# kona paddy wagon



## kellyjk (May 25, 2006)

Has anyone bought one of these and if so can you give me a review? I want this bike as a commuter for wet west coast weather


----------



## khill (Mar 4, 2004)

I have one. I've posted about it here a couple of times. If you do a search, the posts will probably show up.

I like it a lot. I use it for commuting primarily but it also gets ridden on longer weekend rides (sharing duty with my cyclocross bike). 

It's well-built and has a smooth ride. I'm running mine stock except for some kool-stop brake pads and 32mm panaracer urban max tires. I had SKS fenders on it for a while and they worked fine on rainy rides (although I had 28mm tires on it then).

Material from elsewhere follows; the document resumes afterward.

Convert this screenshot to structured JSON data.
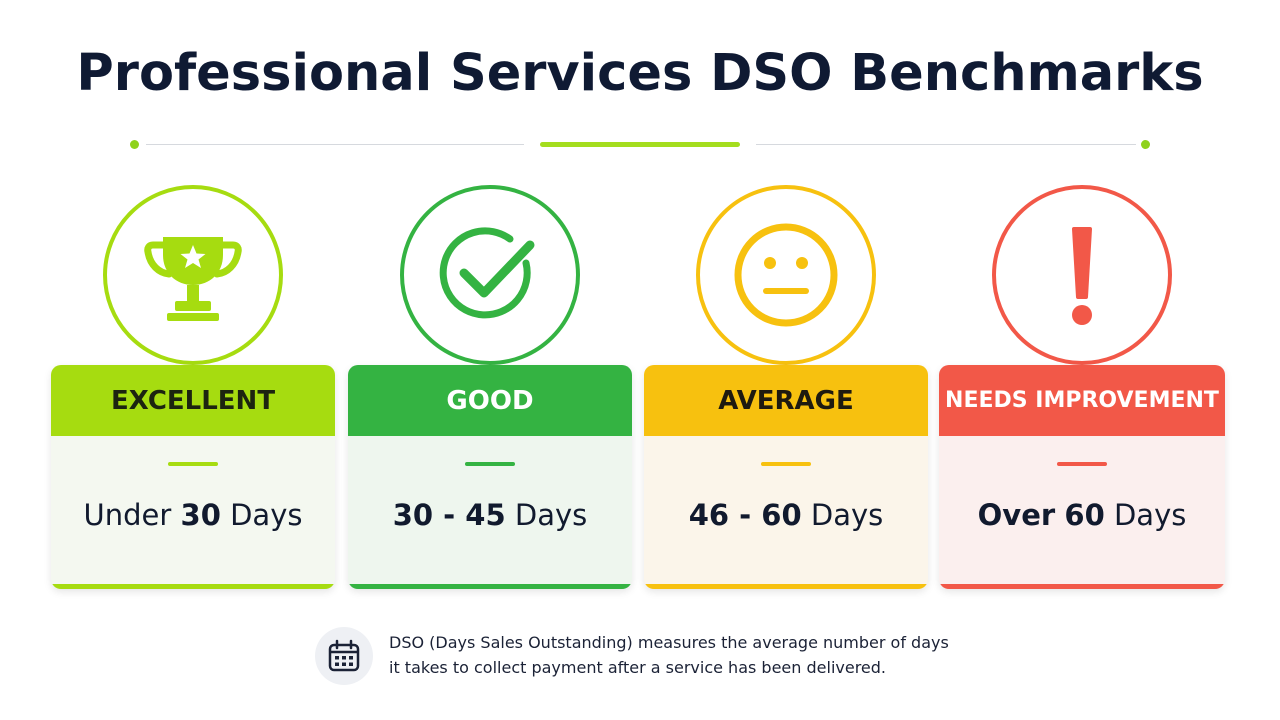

I got it on ebay for very cheap (about 50% retail and barely ridden by first owner) and have been very happy with it.


----------



## RoyIII (Feb 24, 2007)

I just ordered one. Looked at one bigger than would fit me at Colonel's in Fort Worth and could not resist. It is exactly what I have been looking for. I'll post my impressions when I get it. The paint is cool, the teal color is beautiful. The classic lines just cry out for a Brooks saddle. It will be a couple of weeks. One question: how is the 42/16 gearing? Has anyone gone to a lower fixed gear?


----------



## single1x1 (Mar 26, 2005)

Saw a girl..
SS cross racer on a paddy wagon last winter, running a FW she was able to fit 30-32c ritchey speedmax cross tires, not a lot of clearance though, she was definatly running lower then 42/16 but with a FW. I personally like running a 39/16 when running my crosscheck on the road, but have thoughts of upping the cog to a 15t, for more potential speed. My approx. average speed on fairly flat ground is 18-21mph


----------



## thecrazyfinn (Apr 8, 2007)

I'm happily running 44/16 on my Steelwool (bought that over the identically priced Paddy Wagon, simply because of the more relaxed geometry).


----------



## khill (Mar 4, 2004)

RoyIII said:


> One question: how is the 42/16 gearing? Has anyone gone to a lower fixed gear?

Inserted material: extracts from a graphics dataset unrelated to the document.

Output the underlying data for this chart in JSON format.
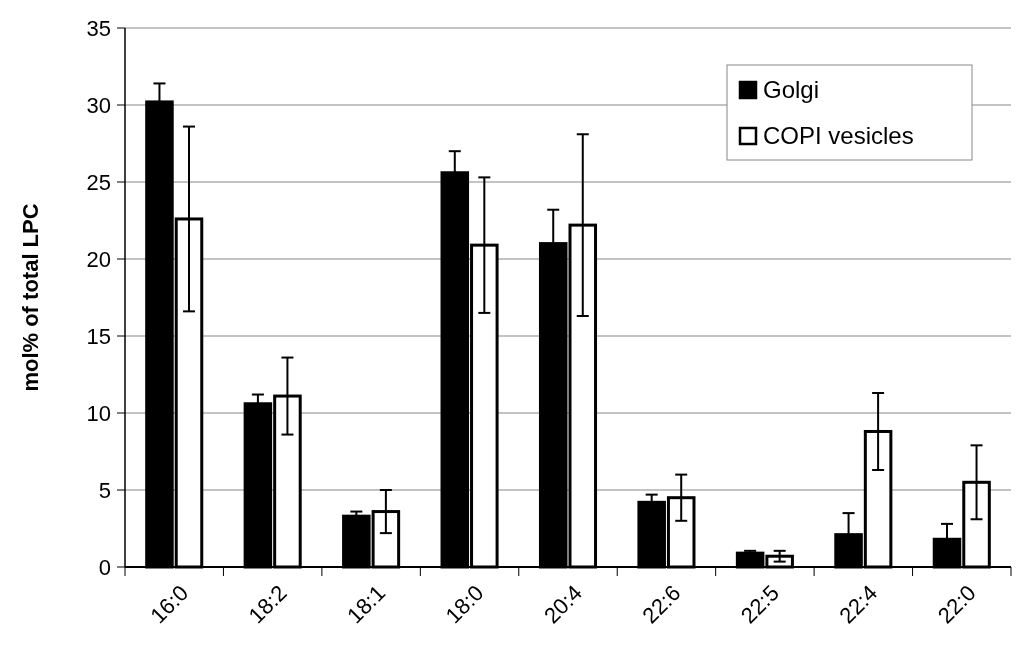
{
  "chart_data": {
    "type": "bar",
    "ylabel": "mol% of total LPC",
    "categories": [
      "16:0",
      "18:2",
      "18:1",
      "18:0",
      "20:4",
      "22:6",
      "22:5",
      "22:4",
      "22:0"
    ],
    "series": [
      {
        "name": "Golgi",
        "color": "#000000",
        "values": [
          30.2,
          10.6,
          3.3,
          25.6,
          21.0,
          4.2,
          0.9,
          2.1,
          1.8
        ],
        "errors": [
          1.2,
          0.6,
          0.3,
          1.4,
          2.2,
          0.5,
          0.15,
          1.4,
          1.0
        ]
      },
      {
        "name": "COPI vesicles",
        "color": "#ffffff",
        "values": [
          22.6,
          11.1,
          3.6,
          20.9,
          22.2,
          4.5,
          0.7,
          8.8,
          5.5
        ],
        "errors": [
          6.0,
          2.5,
          1.4,
          4.4,
          5.9,
          1.5,
          0.35,
          2.5,
          2.4
        ]
      }
    ],
    "ylim": [
      0,
      35
    ],
    "yticks": [
      0,
      5,
      10,
      15,
      20,
      25,
      30,
      35
    ],
    "grid": "y",
    "legend": "top right"
  }
}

I think the gearing is perfect for my local terrain. I live in an area of rolling hills with some longer climbs (river valleys and the last remnants of the Appalachian foothills) and the gearing is just right - not so low that I can't go downhill fast and not so high that I have to walk hills. 

I ride fixed 100% of the time so I can't comment on the stock freewheel gearing.

I think the gearing really depends on your terrain and fitness level.


----------